Los acontecimientos de 1808 le trajeron algunos cambios y parece que le produjeron dudas, pues tras ser uno de los vocales del Congreso de Bayona, aparecer también como uno de los firmantes de la Constitución y haber jurado a José Bonaparte como consejero de Estado, finalmente no aparece como afrancesado, sino que a finales de 1809 está en Sevilla, con el Gobierno patriótico, como secretario interino del Despacho de Hacienda y superintendente general de la Real Hacienda de Indias. En 1810 fue también secretario interino, por pocos meses, del Despacho de Estado y secretario interino del Despacho de Marina.
Fue entonces cuando ocurrió el incidente que recoge Caro Baroja de la orden de 17 de mayo por la que se autorizaba el comercio directo de todos los puertos de América con otros países y sus colonias.
La orden, de hecho, rompía el sistema hasta entonces establecido y fue derogada. Algunos culparon a Hormazas.
Aunque se vio que el culpable directo no había sido él, al menos se le podía acusar de negligencia. La cosa no debió de ir a mayores, pero coincidió que el 2 de julio de 1810 fue sustituido en las dos interinidades que administraba. No obstante, siguió su carrera sin más problemas, pues en 1814 fue nuevamente vocal de la Junta de Gobierno del Banco de San Carlos, donde siguió por lo menos hasta 1819.

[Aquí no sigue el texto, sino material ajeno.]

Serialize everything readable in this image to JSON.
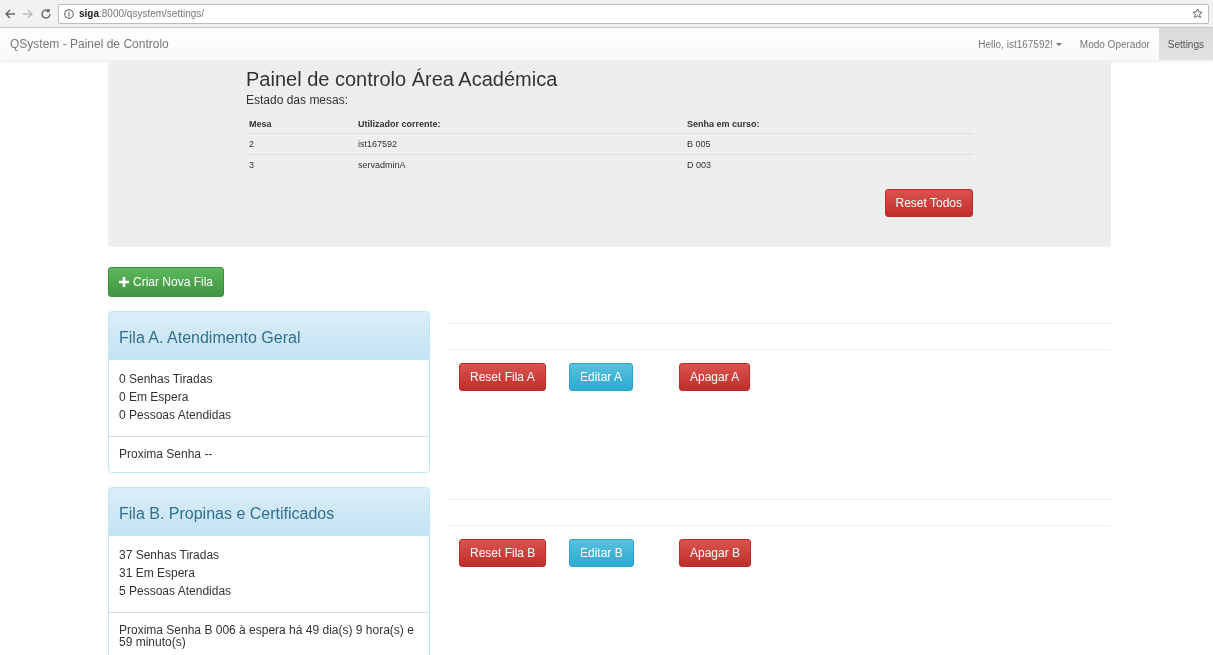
{
  "browser": {
    "url": "**siga**:8000/qsystem/settings/"
  },
  "navbar": {
    "brand": "QSystem - Painel de Controlo",
    "items": [
      {
        "label": "Hello, ist167592!",
        "kind": "dropdown",
        "selected": false
      },
      {
        "label": "Modo Operador",
        "kind": "link",
        "selected": false
      },
      {
        "label": "Settings",
        "kind": "link",
        "selected": true
      }
    ]
  },
  "control_panel": {
    "title": "Painel de controlo Área Académica",
    "subtitle": "Estado das mesas:",
    "table": {
      "columns": [
        "Mesa",
        "Utilizador corrente:",
        "Senha em curso:"
      ],
      "rows": [
        [
          "2",
          "ist167592",
          "B 005"
        ],
        [
          "3",
          "servadminA",
          "D 003"
        ]
      ]
    },
    "reset_button": "Reset Todos"
  },
  "create_button": "Criar Nova Fila",
  "queues": [
    {
      "title": "Fila A. Atendimento Geral",
      "stats": [
        "0 Senhas Tiradas",
        "0 Em Espera",
        "0 Pessoas Atendidas"
      ],
      "next": "Proxima Senha --",
      "buttons": [
        {
          "label": "Reset Fila A",
          "kind": "danger"
        },
        {
          "label": "Editar A",
          "kind": "info"
        },
        {
          "label": "Apagar A",
          "kind": "danger"
        }
      ]
    },
    {
      "title": "Fila B. Propinas e Certificados",
      "stats": [
        "37 Senhas Tiradas",
        "31 Em Espera",
        "5 Pessoas Atendidas"
      ],
      "next": "Proxima Senha B 006 à espera há 49 dia(s) 9 hora(s) e 59 minuto(s)",
      "buttons": [
        {
          "label": "Reset Fila B",
          "kind": "danger"
        },
        {
          "label": "Editar B",
          "kind": "info"
        },
        {
          "label": "Apagar B",
          "kind": "danger"
        }
      ]
    }
  ]
}
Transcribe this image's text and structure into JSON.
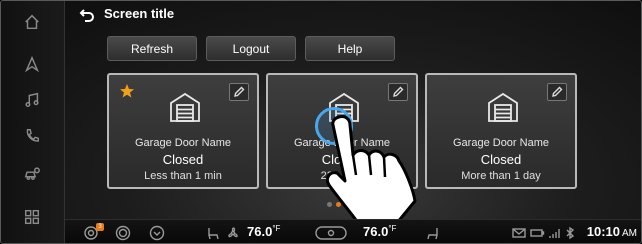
{
  "header": {
    "title": "Screen title",
    "back_icon": "back-arrow-icon"
  },
  "toolbar": {
    "refresh_label": "Refresh",
    "logout_label": "Logout",
    "help_label": "Help"
  },
  "rail": {
    "items": [
      {
        "icon": "home-icon"
      },
      {
        "icon": "navigation-icon"
      },
      {
        "icon": "music-icon"
      },
      {
        "icon": "phone-icon"
      },
      {
        "icon": "car-settings-icon"
      },
      {
        "icon": "apps-grid-icon"
      }
    ]
  },
  "cards": [
    {
      "name": "Garage Door Name",
      "state": "Closed",
      "duration": "Less than 1 min",
      "favorite": true
    },
    {
      "name": "Garage Door Name",
      "state": "Closed",
      "duration": "23h 45m",
      "favorite": false
    },
    {
      "name": "Garage Door Name",
      "state": "Closed",
      "duration": "More than 1 day",
      "favorite": false
    }
  ],
  "pagination": {
    "total": 3,
    "active": 1
  },
  "status_bar": {
    "notification_badge": "3",
    "temp_left": "76.0",
    "temp_right": "76.0",
    "temp_unit": "°F",
    "time": "10:10",
    "ampm": "AM"
  },
  "colors": {
    "accent": "#e87a1a",
    "star": "#f2a018",
    "tap_ring": "#4aa8e8",
    "card_border": "#b9b9b9"
  }
}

El restablecimiento definitivo de Fernando VII parece que le trajo otra vez mejores oportunidades políticas, pues en 1815 fue elegido para el Consejo de Estado, un órgano formado por todos los secretarios y algunos consejeros, casi todos antiguos ministros, al que se consultó sobre materias graves. El marqués de las Hormazas era el cuarto consejero por antigüedad.

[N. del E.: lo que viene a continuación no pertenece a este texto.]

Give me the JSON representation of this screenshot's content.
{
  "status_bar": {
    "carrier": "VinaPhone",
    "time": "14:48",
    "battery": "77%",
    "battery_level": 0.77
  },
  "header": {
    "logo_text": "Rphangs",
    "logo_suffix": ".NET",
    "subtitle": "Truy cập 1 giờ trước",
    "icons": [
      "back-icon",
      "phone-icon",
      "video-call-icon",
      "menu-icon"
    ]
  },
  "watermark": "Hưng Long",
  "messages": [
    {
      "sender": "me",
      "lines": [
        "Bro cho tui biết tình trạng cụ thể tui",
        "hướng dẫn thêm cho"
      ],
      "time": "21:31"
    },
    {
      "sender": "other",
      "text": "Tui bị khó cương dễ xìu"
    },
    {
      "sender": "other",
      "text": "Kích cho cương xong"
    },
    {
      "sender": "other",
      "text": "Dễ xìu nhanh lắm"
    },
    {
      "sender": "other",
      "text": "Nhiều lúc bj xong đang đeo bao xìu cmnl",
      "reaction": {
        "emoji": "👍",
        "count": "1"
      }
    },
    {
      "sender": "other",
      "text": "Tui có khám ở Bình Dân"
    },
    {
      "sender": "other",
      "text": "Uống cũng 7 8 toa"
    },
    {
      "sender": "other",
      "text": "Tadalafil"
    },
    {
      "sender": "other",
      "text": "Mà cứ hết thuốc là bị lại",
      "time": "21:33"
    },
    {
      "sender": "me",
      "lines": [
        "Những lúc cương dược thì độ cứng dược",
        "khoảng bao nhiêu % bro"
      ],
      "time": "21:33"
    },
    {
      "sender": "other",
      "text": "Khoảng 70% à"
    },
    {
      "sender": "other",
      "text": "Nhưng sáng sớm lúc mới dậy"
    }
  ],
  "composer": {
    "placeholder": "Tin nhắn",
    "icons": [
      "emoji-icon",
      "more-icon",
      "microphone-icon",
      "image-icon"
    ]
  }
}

Todavía formaba parte del Consejo de Estado en 1820 y actuó en la sesión de 6 de marzo, previa a la aceptación por parte de Fernando VII de la vuelta al régimen constitucional. Posiblemente por su prestigio también en el régimen vigente obtuvo la concesión de la Orden de Carlos III en 1819.
Superado el Trienio Liberal y vuelto el régimen autoritario, en 1824 fue uno de los llamados para las purificaciones, pero consta que no se presentó. Seguramente no estaba en condiciones de hacerlo porque falleció en 1825.

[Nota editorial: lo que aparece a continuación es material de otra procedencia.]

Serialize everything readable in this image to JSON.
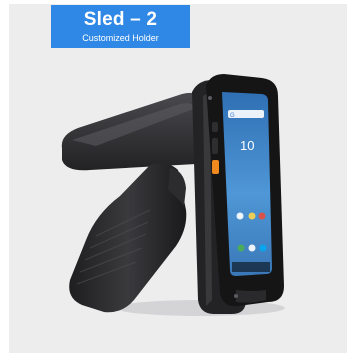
{
  "badge": {
    "title": "Sled – 2",
    "subtitle": "Customized Holder",
    "color": "#2f88e6"
  },
  "phone_screen": {
    "time": "10"
  },
  "image": {
    "subject": "rfid-sled-pistol-grip-with-phone",
    "background_color": "#ededee"
  }
}
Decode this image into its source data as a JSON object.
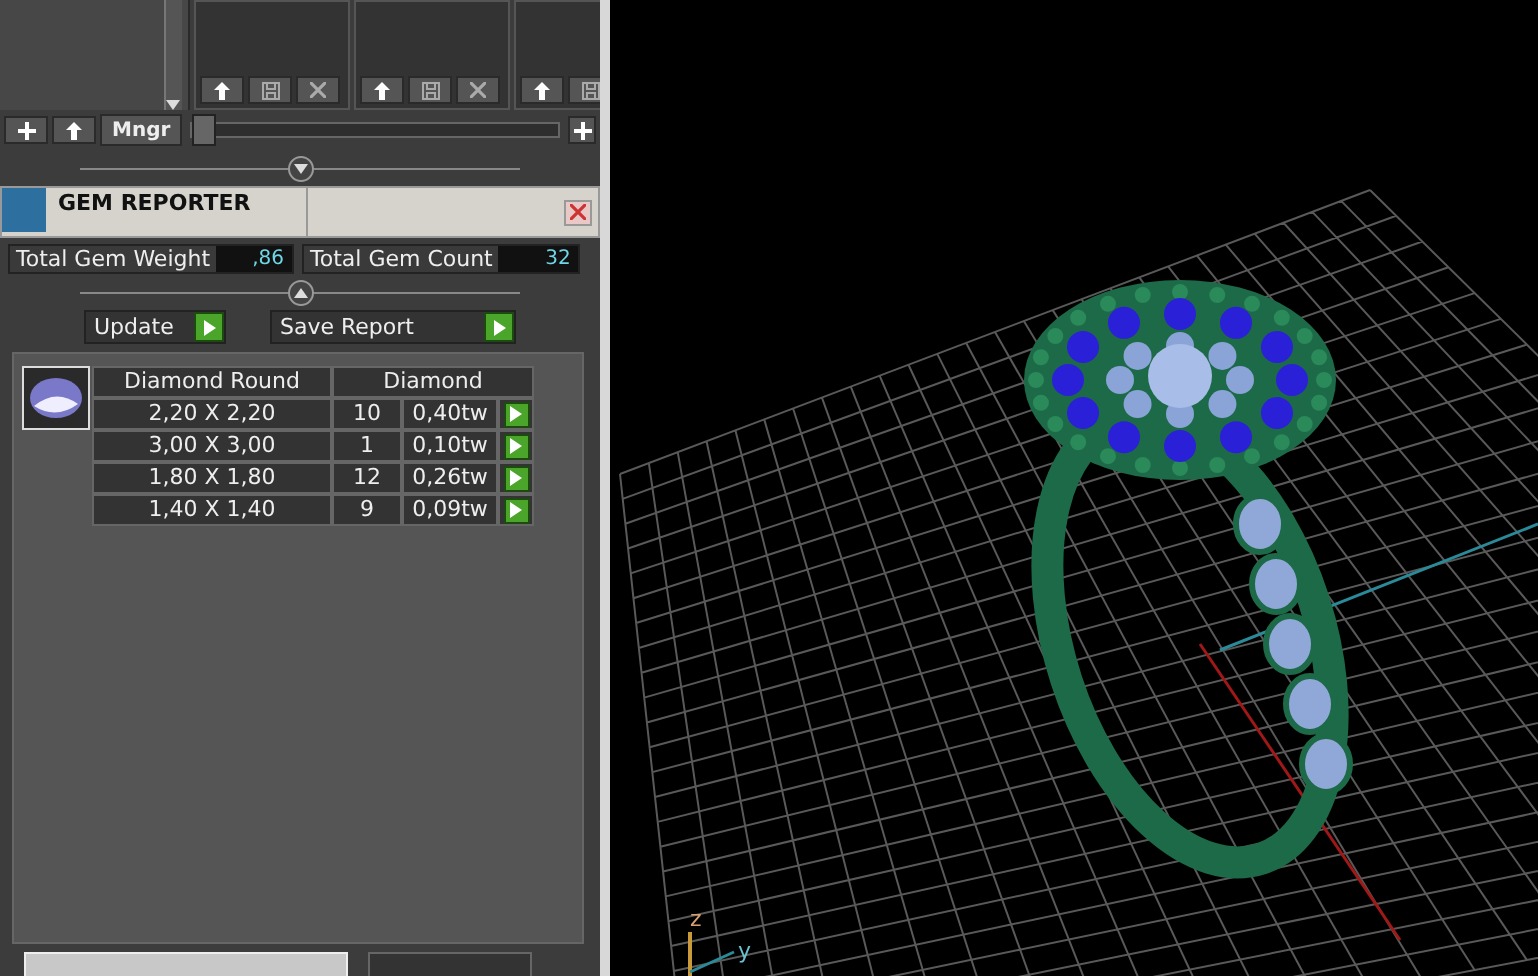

Bibl.: M. Costa y Turell, Catálogo de los Grandes de España y Títulos del Reino, Madrid, Liberia Española, 1858; J. Caro Baroja, La hora navarra del XVIII (Personas, familias e ideas), Pamplona, Príncipe de Viana, 1969; J. Fontana, La quiebra de la monarquía absoluta, 1814-1820, Barcelona, Ariel, 1971; F. Suárez Verdeguer, Documentos del reinado de Fernando VII. Vol. VII. El Consejo de Estado (1792-1834), Pamplona, EUNSA, 1971; J. P. Merino Navarro, “La Hacienda de Carlos IV”, en J. M.ª Jover Zamora (dir.), Historia de España Menéndez Pidal, t. XXXI-I, Madrid, Espasa Calpe, 1987, págs. 853-911; V. Cadenas y Vicent, Extracto de los expedientes de la Orden de Carlos III, t. V, Madrid, Consejo Superior de Investigaciones Científicas, Instituto Salazar y Castro, 1988; J. M. Cuenca Toribio y S. Miranda, El poder y sus hombres. ¿Por quién hemos sido gobernados los españoles? (1705-1998), Madrid, Actas, 1988; P. Tedde de Lorca, El Banco de San Carlos, Madrid, Alianza-Banco de España, 1988; S. Aquerreta, Negocios y finanzas en el siglo XVIII. La familia Goyeneche, Pamplona, EUNSA, 2001; A. Gil Novales, Diccionario biográfico de España (1808-1833). De los orígenes del liberalismo a la reacción absolutista, Madrid, Fundación Mapfre, 2010, pág. 1282.